Jaime herda o coração puro da mãe e se torna médico para ajudar os pobres e necessitados. Se preciso for, tira a roupa do corpo para dar aos que necessitavam. Nicolau é um  “maluco beleza”, praticante do amor livre e vida sem amarras. Blanca também é uma mulher forte e se apaixona por um dos empregados da fazendo do pai, Pedro Tercero Garcia. Pedro é um homem revolucionário, que desde pequeno desafiava o patrão por acreditar que todos tem o direito à viver com dignidade. Lutava contra a desigualdade em todas as suas formas e vive na história um amor avassalador com Blanca, que resulta em uma gravidez e no nascimento de Alba.

Eu me apaixonei pela Alba. Personagem feminista, idealista, socialista e que acaba desafiando seu avô, que apesar de odiar os comunistas, não consegue fazer o mesmo com sua neta. Ela e o avô tem uma relação de amor, pois esse sentimento é assim, contraditório e que não há concordância entre todas as atitudes dos envolvidos.
A história de desenrola até chegar ao seu clímax, que consiste na deposição de um presidente de esquerda eleito democraticamente. Semelhança com a realidade, pois o Chile teve seu presidente Salvador Allende deposto e viveu quase duas décadas sob o jugo de uma ditadura militar, fato que se repetiu em toda a América Latina.

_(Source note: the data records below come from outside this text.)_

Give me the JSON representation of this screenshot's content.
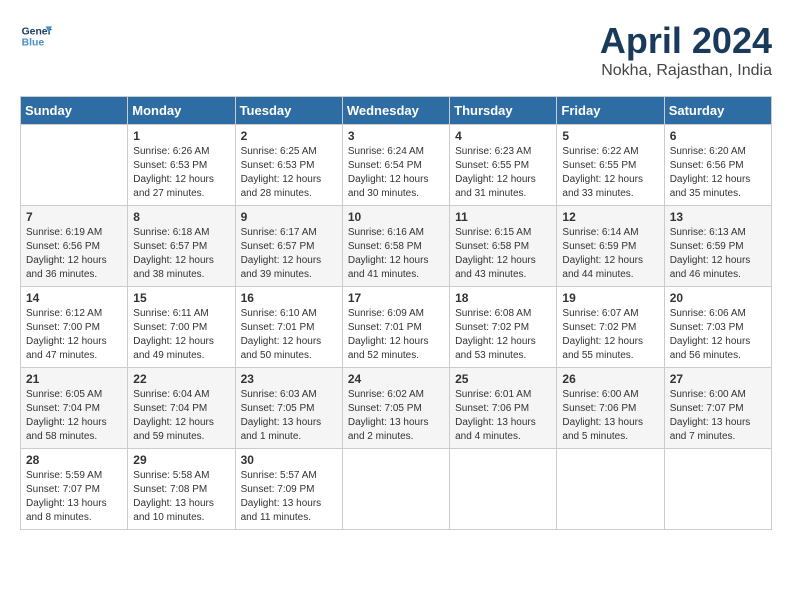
{
  "logo": {
    "line1": "General",
    "line2": "Blue"
  },
  "title": "April 2024",
  "subtitle": "Nokha, Rajasthan, India",
  "weekdays": [
    "Sunday",
    "Monday",
    "Tuesday",
    "Wednesday",
    "Thursday",
    "Friday",
    "Saturday"
  ],
  "weeks": [
    [
      {
        "day": "",
        "sunrise": "",
        "sunset": "",
        "daylight": ""
      },
      {
        "day": "1",
        "sunrise": "Sunrise: 6:26 AM",
        "sunset": "Sunset: 6:53 PM",
        "daylight": "Daylight: 12 hours and 27 minutes."
      },
      {
        "day": "2",
        "sunrise": "Sunrise: 6:25 AM",
        "sunset": "Sunset: 6:53 PM",
        "daylight": "Daylight: 12 hours and 28 minutes."
      },
      {
        "day": "3",
        "sunrise": "Sunrise: 6:24 AM",
        "sunset": "Sunset: 6:54 PM",
        "daylight": "Daylight: 12 hours and 30 minutes."
      },
      {
        "day": "4",
        "sunrise": "Sunrise: 6:23 AM",
        "sunset": "Sunset: 6:55 PM",
        "daylight": "Daylight: 12 hours and 31 minutes."
      },
      {
        "day": "5",
        "sunrise": "Sunrise: 6:22 AM",
        "sunset": "Sunset: 6:55 PM",
        "daylight": "Daylight: 12 hours and 33 minutes."
      },
      {
        "day": "6",
        "sunrise": "Sunrise: 6:20 AM",
        "sunset": "Sunset: 6:56 PM",
        "daylight": "Daylight: 12 hours and 35 minutes."
      }
    ],
    [
      {
        "day": "7",
        "sunrise": "Sunrise: 6:19 AM",
        "sunset": "Sunset: 6:56 PM",
        "daylight": "Daylight: 12 hours and 36 minutes."
      },
      {
        "day": "8",
        "sunrise": "Sunrise: 6:18 AM",
        "sunset": "Sunset: 6:57 PM",
        "daylight": "Daylight: 12 hours and 38 minutes."
      },
      {
        "day": "9",
        "sunrise": "Sunrise: 6:17 AM",
        "sunset": "Sunset: 6:57 PM",
        "daylight": "Daylight: 12 hours and 39 minutes."
      },
      {
        "day": "10",
        "sunrise": "Sunrise: 6:16 AM",
        "sunset": "Sunset: 6:58 PM",
        "daylight": "Daylight: 12 hours and 41 minutes."
      },
      {
        "day": "11",
        "sunrise": "Sunrise: 6:15 AM",
        "sunset": "Sunset: 6:58 PM",
        "daylight": "Daylight: 12 hours and 43 minutes."
      },
      {
        "day": "12",
        "sunrise": "Sunrise: 6:14 AM",
        "sunset": "Sunset: 6:59 PM",
        "daylight": "Daylight: 12 hours and 44 minutes."
      },
      {
        "day": "13",
        "sunrise": "Sunrise: 6:13 AM",
        "sunset": "Sunset: 6:59 PM",
        "daylight": "Daylight: 12 hours and 46 minutes."
      }
    ],
    [
      {
        "day": "14",
        "sunrise": "Sunrise: 6:12 AM",
        "sunset": "Sunset: 7:00 PM",
        "daylight": "Daylight: 12 hours and 47 minutes."
      },
      {
        "day": "15",
        "sunrise": "Sunrise: 6:11 AM",
        "sunset": "Sunset: 7:00 PM",
        "daylight": "Daylight: 12 hours and 49 minutes."
      },
      {
        "day": "16",
        "sunrise": "Sunrise: 6:10 AM",
        "sunset": "Sunset: 7:01 PM",
        "daylight": "Daylight: 12 hours and 50 minutes."
      },
      {
        "day": "17",
        "sunrise": "Sunrise: 6:09 AM",
        "sunset": "Sunset: 7:01 PM",
        "daylight": "Daylight: 12 hours and 52 minutes."
      },
      {
        "day": "18",
        "sunrise": "Sunrise: 6:08 AM",
        "sunset": "Sunset: 7:02 PM",
        "daylight": "Daylight: 12 hours and 53 minutes."
      },
      {
        "day": "19",
        "sunrise": "Sunrise: 6:07 AM",
        "sunset": "Sunset: 7:02 PM",
        "daylight": "Daylight: 12 hours and 55 minutes."
      },
      {
        "day": "20",
        "sunrise": "Sunrise: 6:06 AM",
        "sunset": "Sunset: 7:03 PM",
        "daylight": "Daylight: 12 hours and 56 minutes."
      }
    ],
    [
      {
        "day": "21",
        "sunrise": "Sunrise: 6:05 AM",
        "sunset": "Sunset: 7:04 PM",
        "daylight": "Daylight: 12 hours and 58 minutes."
      },
      {
        "day": "22",
        "sunrise": "Sunrise: 6:04 AM",
        "sunset": "Sunset: 7:04 PM",
        "daylight": "Daylight: 12 hours and 59 minutes."
      },
      {
        "day": "23",
        "sunrise": "Sunrise: 6:03 AM",
        "sunset": "Sunset: 7:05 PM",
        "daylight": "Daylight: 13 hours and 1 minute."
      },
      {
        "day": "24",
        "sunrise": "Sunrise: 6:02 AM",
        "sunset": "Sunset: 7:05 PM",
        "daylight": "Daylight: 13 hours and 2 minutes."
      },
      {
        "day": "25",
        "sunrise": "Sunrise: 6:01 AM",
        "sunset": "Sunset: 7:06 PM",
        "daylight": "Daylight: 13 hours and 4 minutes."
      },
      {
        "day": "26",
        "sunrise": "Sunrise: 6:00 AM",
        "sunset": "Sunset: 7:06 PM",
        "daylight": "Daylight: 13 hours and 5 minutes."
      },
      {
        "day": "27",
        "sunrise": "Sunrise: 6:00 AM",
        "sunset": "Sunset: 7:07 PM",
        "daylight": "Daylight: 13 hours and 7 minutes."
      }
    ],
    [
      {
        "day": "28",
        "sunrise": "Sunrise: 5:59 AM",
        "sunset": "Sunset: 7:07 PM",
        "daylight": "Daylight: 13 hours and 8 minutes."
      },
      {
        "day": "29",
        "sunrise": "Sunrise: 5:58 AM",
        "sunset": "Sunset: 7:08 PM",
        "daylight": "Daylight: 13 hours and 10 minutes."
      },
      {
        "day": "30",
        "sunrise": "Sunrise: 5:57 AM",
        "sunset": "Sunset: 7:09 PM",
        "daylight": "Daylight: 13 hours and 11 minutes."
      },
      {
        "day": "",
        "sunrise": "",
        "sunset": "",
        "daylight": ""
      },
      {
        "day": "",
        "sunrise": "",
        "sunset": "",
        "daylight": ""
      },
      {
        "day": "",
        "sunrise": "",
        "sunset": "",
        "daylight": ""
      },
      {
        "day": "",
        "sunrise": "",
        "sunset": "",
        "daylight": ""
      }
    ]
  ]
}
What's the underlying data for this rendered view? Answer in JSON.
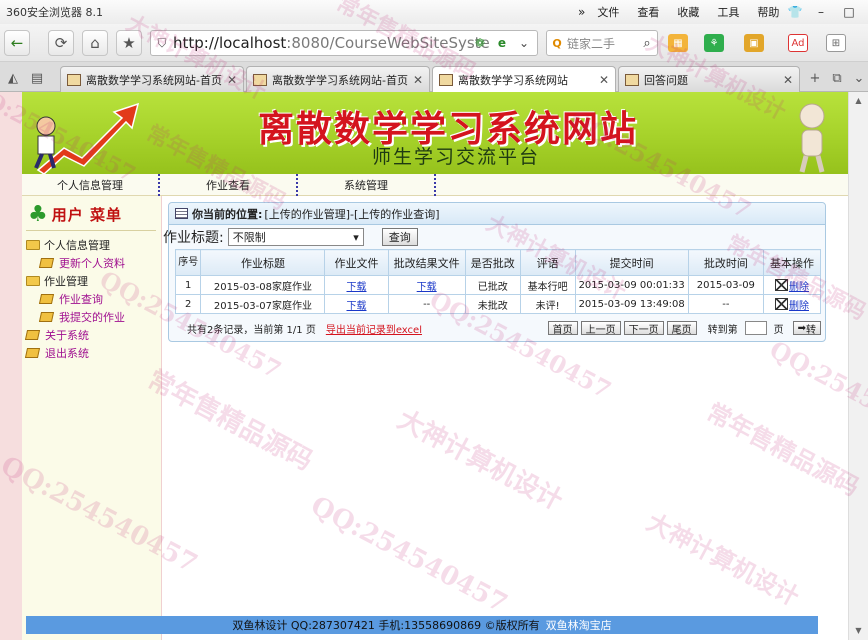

Nesse livro, podemos sentir o quanto fomos roubados, maltratados, e apesar de tudo, conseguimos fazer poesia, enxergar a magia da vida , mesmo nas coisas mais terríveis. Tudo sob a ótica da mulher, escrito com muito cuidado e abordando temas sensíveis. Além da escrita ser extremamente fluida, o enredo é envolvente. A própria história da família é envolvente e quando fazemos o paralelo com a história da América Latina, isso enriquece mais ainda. Me apaixonei pelo livro, pela autora e pretende ler mais livros dela. Vamos ler mulheres, autores latino-americanos, descolonizar o pensamento e a literatura. Recomendo, obviamente, a leitura do livro.


2001- Uma odisseia no espaço

                                                               Resenha   Livro: 2001- Uma odisseia no espaço   Autor: Arthur ...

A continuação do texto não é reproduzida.